Po powrocie ze szkoły nie zastałam w domu rodziców, zauważyłam tylko kartkę na lodówce
"Córciu, my z tatą pojechaliśmy po płytę Justina do sklepu muzycznego, obiad masz w lodówce". A no tak, dzisiaj jest premiera płyty, a mama jest Belieber od 5 lat więc nie mogła tego przegapić. Zrobiłam sobie obiad, który mi zostawili i poszłam się uszykować na wyjście z Julią. Mój strój nie był jakiś super, założyłam czarne spodnie z dziurami, za dużą bluzę i Jordany. Nagle dostałam sms'a:
-Na jakim przystanku wsiadasz?
-Na ulicy Sikorskiego
-O, to pojedziesz tym samym autobusem co ja
-Okej
Szłam w kierunku przystanku, który znajdował się jakieś 200 metrów ode mnie.
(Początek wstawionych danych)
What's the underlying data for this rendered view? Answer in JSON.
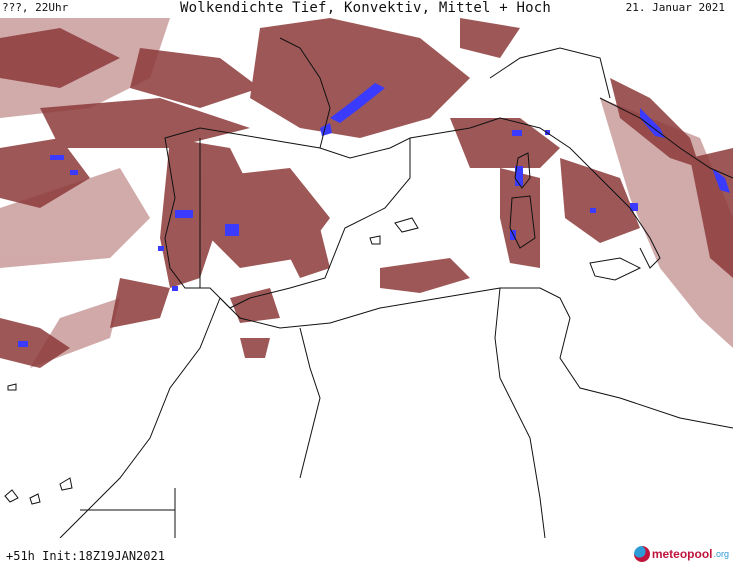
{
  "header": {
    "location": "???, 22Uhr",
    "title": "Wolkendichte  Tief, Konvektiv, Mittel + Hoch",
    "date": "21. Januar 2021"
  },
  "footer": {
    "run_info": "+51h Init:18Z19JAN2021",
    "brand_name": "meteopool",
    "brand_tld": ".org"
  },
  "colors": {
    "cloud_dense": "#8c3a3a",
    "cloud_medium": "#a86a6a",
    "cloud_light": "#cfa5a5",
    "convective": "#3b3bff",
    "coastline": "#111111",
    "background": "#ffffff"
  },
  "icons": {
    "brand_logo": "meteopool-logo-icon"
  }
}
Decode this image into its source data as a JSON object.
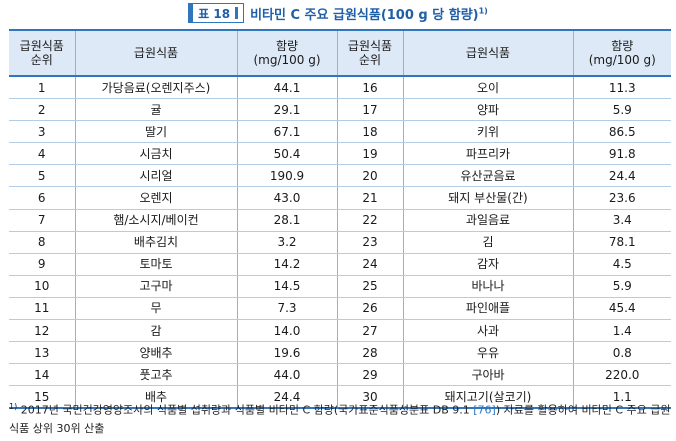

Po chwili zauważyłam autobus wyjeżdżający zza rogu, zaczęłam biec bojąc się, że nie zdążę. Udało się, zdążyłam. Wsiadłam do niego i usiadłam obok Julkii. Podróż minęła bardzo szybko chociaż jechałyśmy 30 minut.
-Idziemy najpierw coś zjeść a później do kina czy na odwrót?- zapytała mi się Julka po wyjściu z autobusu
-Możemy iść teraz coś zjeść
-Okej
Poszłyśmy do KFC, a później wybrać jakiś film. Po kilku minutach wpatrywania się w listę grających dzisiaj filmów wybrałyśmy film pt. "Igrzyska Śmierci: Kosogłos". Kupiłyśmy bilety i poszłyśmy usiąść na salę kinową. Po wejściu na nią stanęłam jak wryta w ziemię a Julka po kilku sekundach zorientowała się, że nie idę razem z nią.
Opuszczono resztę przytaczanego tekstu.